An “unidentified man” allegedly punched a South Korean diplomat on a Manhattan sidewalk on Wednesday night in New York City, causing the South Korean to suffer a broken nose, the Korean Broadcasting System (KBS) reported on Friday.
A South Korean diplomat, who is stationed at South Korea’s Permanent Mission to the United Nations (U.N.), “was punched in the face by an unidentified man in what police described as an ‘unprovoked’ attack at around 8 p.m. on Wednesday near Koreatown in Manhattan,” KBS reported on February 11.
The assailant reportedly fled the scene. The New York City Police Department (NYPD) said Thursday it was probing the incident and had yet to make any arrests in connection with the case.
South Korea’s foreign ministry confirmed the attack on its diplomat in a February 10 statement in which it urged the NYPD to “conduct a quick and thorough investigation.”
“According to the NYPD, the number of hate crimes against Asians in New York [City] surged from 28 in 2020 to 131 last year,” KBS noted on Friday. Police will not know if Wednesday’s assault was a hate crime until they find the assailant and investigate the motives behind the attack.
The South Korean diplomat — whose identity remains undisclosed to respect his privacy — was physically assaulted in Manhattan, a borough of New York City (NYC) with the highest number of hate crimes among NYC’s five boroughs in 2021.
“Manhattan, with 199 bias incidents, has led the city’s record rise in hate crimes this year,” the New York Post reported on December 18, 2021, citing NYPD data.

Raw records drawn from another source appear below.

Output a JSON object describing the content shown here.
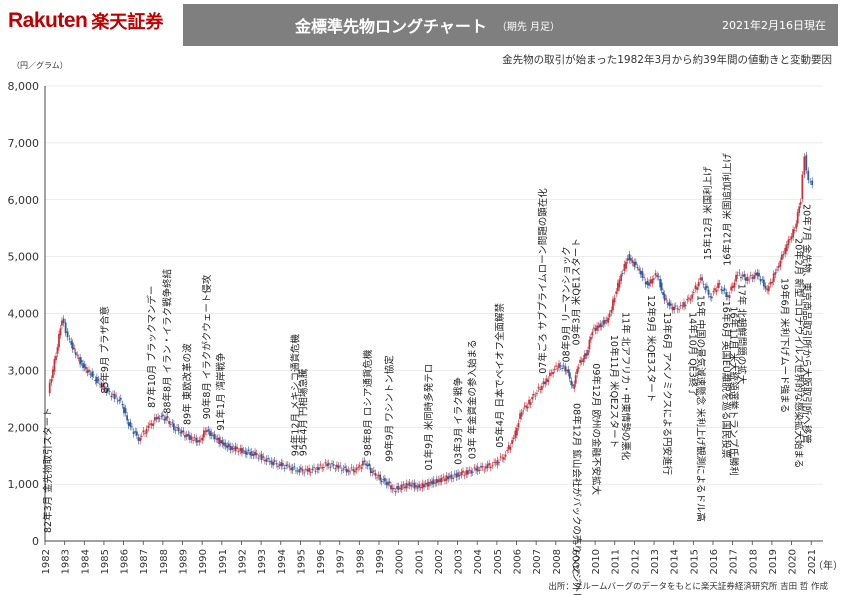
{
  "brand": {
    "name": "Rakuten",
    "kanji": "楽天証券"
  },
  "header": {
    "title": "金標準先物ロングチャート",
    "subtitle": "（期先 月足）",
    "date": "2021年2月16日現在"
  },
  "description": "金先物の取引が始まった1982年3月から約39年間の値動きと変動要因",
  "unit_label": "（円／グラム）",
  "x_unit": "（年）",
  "source": "出所：ブルームバーグのデータをもとに楽天証券経済研究所 吉田 哲 作成",
  "chart_data": {
    "type": "line",
    "ylim": [
      0,
      8000
    ],
    "yticks": [
      0,
      1000,
      2000,
      3000,
      4000,
      5000,
      6000,
      7000,
      8000
    ],
    "ytick_labels": [
      "0",
      "1,000",
      "2,000",
      "3,000",
      "4,000",
      "5,000",
      "6,000",
      "7,000",
      "8,000"
    ],
    "xlim": [
      1982,
      2021.6
    ],
    "xticks": [
      "1982",
      "1983",
      "1984",
      "1985",
      "1986",
      "1987",
      "1988",
      "1989",
      "1990",
      "1991",
      "1992",
      "1993",
      "1994",
      "1995",
      "1996",
      "1997",
      "1998",
      "1999",
      "2000",
      "2001",
      "2002",
      "2003",
      "2004",
      "2005",
      "2006",
      "2007",
      "2008",
      "2009",
      "2010",
      "2011",
      "2012",
      "2013",
      "2014",
      "2015",
      "2016",
      "2017",
      "2018",
      "2019",
      "2020",
      "2021"
    ],
    "grid": true,
    "colors": {
      "up": "#c8323c",
      "down": "#2f5a9e",
      "axis": "#444444",
      "grid": "#d9d9d9"
    },
    "series": [
      {
        "x": [
          1982.2,
          1982.6,
          1982.9,
          1983.1,
          1983.3,
          1983.6,
          1983.9,
          1984.2,
          1984.6,
          1985.0,
          1985.5,
          1985.9,
          1986.3,
          1986.8,
          1987.3,
          1987.8,
          1988.2,
          1988.6,
          1989.0,
          1989.5,
          1989.9,
          1990.2,
          1990.6,
          1990.9,
          1991.4,
          1991.9,
          1992.4,
          1992.9,
          1993.4,
          1993.9,
          1994.4,
          1994.9,
          1995.4,
          1995.9,
          1996.4,
          1996.9,
          1997.4,
          1997.9,
          1998.3,
          1998.7,
          1999.1,
          1999.5,
          1999.8,
          2000.2,
          2000.6,
          2001.0,
          2001.5,
          2001.9,
          2002.4,
          2002.9,
          2003.4,
          2003.9,
          2004.4,
          2004.9,
          2005.4,
          2005.9,
          2006.3,
          2006.6,
          2007.0,
          2007.5,
          2007.9,
          2008.2,
          2008.6,
          2008.9,
          2009.2,
          2009.6,
          2009.9,
          2010.3,
          2010.7,
          2011.2,
          2011.7,
          2012.2,
          2012.7,
          2013.2,
          2013.5,
          2013.9,
          2014.4,
          2014.9,
          2015.4,
          2015.9,
          2016.3,
          2016.8,
          2017.3,
          2017.8,
          2018.3,
          2018.8,
          2019.3,
          2019.8,
          2020.2,
          2020.5,
          2020.7,
          2020.9,
          2021.1
        ],
        "values": [
          2600,
          3300,
          3900,
          3700,
          3500,
          3300,
          3100,
          3000,
          2850,
          2700,
          2550,
          2450,
          2050,
          1800,
          2000,
          2200,
          2150,
          2000,
          1900,
          1800,
          1750,
          1950,
          1850,
          1750,
          1650,
          1600,
          1550,
          1500,
          1400,
          1350,
          1300,
          1250,
          1230,
          1280,
          1350,
          1300,
          1250,
          1250,
          1400,
          1200,
          1100,
          1000,
          900,
          950,
          1000,
          950,
          1000,
          1050,
          1100,
          1150,
          1200,
          1250,
          1300,
          1350,
          1500,
          1800,
          2300,
          2400,
          2600,
          2800,
          3000,
          3100,
          3000,
          2700,
          3100,
          3300,
          3700,
          3800,
          3900,
          4500,
          5000,
          4800,
          4500,
          4700,
          4300,
          4100,
          4100,
          4300,
          4600,
          4300,
          4500,
          4300,
          4700,
          4600,
          4700,
          4400,
          4800,
          5200,
          5500,
          6000,
          6800,
          6300,
          6300
        ]
      }
    ],
    "annotations": [
      {
        "year": 1982.3,
        "value": 100,
        "text": "82年3月 金先物取引スタート",
        "dir": "up"
      },
      {
        "year": 1985.2,
        "value": 2450,
        "text": "85年9月 プラザ合意",
        "dir": "up"
      },
      {
        "year": 1987.6,
        "value": 2200,
        "text": "87年10月 ブラックマンデー",
        "dir": "up"
      },
      {
        "year": 1988.4,
        "value": 2100,
        "text": "88年8月 イラン・イラク戦争終結",
        "dir": "up"
      },
      {
        "year": 1989.4,
        "value": 1900,
        "text": "89年 東欧改革の波",
        "dir": "up"
      },
      {
        "year": 1990.4,
        "value": 2000,
        "text": "90年8月 イラクがクウェート侵攻",
        "dir": "up"
      },
      {
        "year": 1991.1,
        "value": 1800,
        "text": "91年1月 湾岸戦争",
        "dir": "up"
      },
      {
        "year": 1994.9,
        "value": 1350,
        "text": "94年12月 メキシコ通貨危機",
        "dir": "up"
      },
      {
        "year": 1995.3,
        "value": 1350,
        "text": "95年4月 円相場急騰",
        "dir": "up"
      },
      {
        "year": 1998.6,
        "value": 1350,
        "text": "98年8月 ロシア通貨危機",
        "dir": "up"
      },
      {
        "year": 1999.7,
        "value": 1250,
        "text": "99年9月 ワシントン協定",
        "dir": "up"
      },
      {
        "year": 2001.7,
        "value": 1100,
        "text": "01年9月 米同時多発テロ",
        "dir": "up"
      },
      {
        "year": 2003.2,
        "value": 1200,
        "text": "03年3月 イラク戦争",
        "dir": "up"
      },
      {
        "year": 2003.9,
        "value": 1300,
        "text": "03年 年金資金の参入始まる",
        "dir": "up"
      },
      {
        "year": 2005.3,
        "value": 1500,
        "text": "05年4月 日本でペイオフ全面解禁",
        "dir": "up"
      },
      {
        "year": 2007.5,
        "value": 2800,
        "text": "07年ごろ サブプライムローン問題の顕在化",
        "dir": "up"
      },
      {
        "year": 2008.7,
        "value": 3000,
        "text": "08年9月 リーマンショック",
        "dir": "up"
      },
      {
        "year": 2009.2,
        "value": 3300,
        "text": "09年3月 米QE1スタート",
        "dir": "up"
      },
      {
        "year": 2008.9,
        "value": 2600,
        "text": "08年12月 鉱山会社がバックの売りヘッジ外し",
        "dir": "down"
      },
      {
        "year": 2009.9,
        "value": 3300,
        "text": "09年12月 欧州の金融不安拡大",
        "dir": "down"
      },
      {
        "year": 2010.8,
        "value": 3800,
        "text": "10年11月 米QE2スタート",
        "dir": "down"
      },
      {
        "year": 2011.4,
        "value": 4200,
        "text": "11年 北アフリカ・中東情勢の悪化",
        "dir": "down"
      },
      {
        "year": 2012.7,
        "value": 4500,
        "text": "12年9月 米QE3スタート",
        "dir": "down"
      },
      {
        "year": 2013.5,
        "value": 4200,
        "text": "13年6月 アベノミクスによる円安進行",
        "dir": "down"
      },
      {
        "year": 2014.8,
        "value": 4200,
        "text": "14年10月 QE3終了",
        "dir": "down"
      },
      {
        "year": 2015.2,
        "value": 4500,
        "text": "15年 中国の景気減速懸念 米利上げ観測によるドル高",
        "dir": "down"
      },
      {
        "year": 2015.9,
        "value": 4800,
        "text": "15年12月 米国利上げ",
        "dir": "up"
      },
      {
        "year": 2016.5,
        "value": 4400,
        "text": "16年6月 英国EU離脱を巡る国民投票",
        "dir": "down"
      },
      {
        "year": 2016.9,
        "value": 4300,
        "text": "16年11月 米大統領選挙トランプ氏勝利",
        "dir": "down"
      },
      {
        "year": 2016.9,
        "value": 4700,
        "text": "16年12月 米国追加利上げ",
        "dir": "up"
      },
      {
        "year": 2017.3,
        "value": 4700,
        "text": "17年 北朝鮮問題の拡大",
        "dir": "down"
      },
      {
        "year": 2019.5,
        "value": 4800,
        "text": "19年6月 米利下げムード強まる",
        "dir": "down"
      },
      {
        "year": 2020.2,
        "value": 5500,
        "text": "20年2月 新型コロナウイルス世界的な感染拡大始まる",
        "dir": "down"
      },
      {
        "year": 2020.6,
        "value": 6100,
        "text": "20年7月 金先物、東京商品取引所から大阪取引所へ移管",
        "dir": "down"
      }
    ]
  }
}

“Of those, 134 occurred in Midtown’s Manhattan South precinct, according to Compstat figures through Dec. 12,” the newspaper relayed.
The South Korean diplomat was attacked “near the corner of East 35th Street and Fifth Avenue in midtown Manhattan” on February 9, according to NBC News.
“The assault happened on the edge of Manhattan’s Koreatown and about a mile southwest of U.N. headquarters,” the news outlet revealed.
NYC has experienced a surge in both anti-Asian attacks and crime in general over the past two years due in part to the city’s leftwing governance and criminal justice policies.
Manhattan District Attorney Alvin Bragg issued a “Day One” staff memo on January 3 “which directs prosecutors to drop some misdemeanor cases, not seek bail or prison time for most defendants and to downgrade certain felonies to misdemeanors,” the New York Post reported.
After receiving negative backlash from the New York public after his January 3 memo leaked to the press, Bragg issued a new memo on February 4 clarifying that “commercial robberies with a gun or at knifepoint will be charged as felonies.”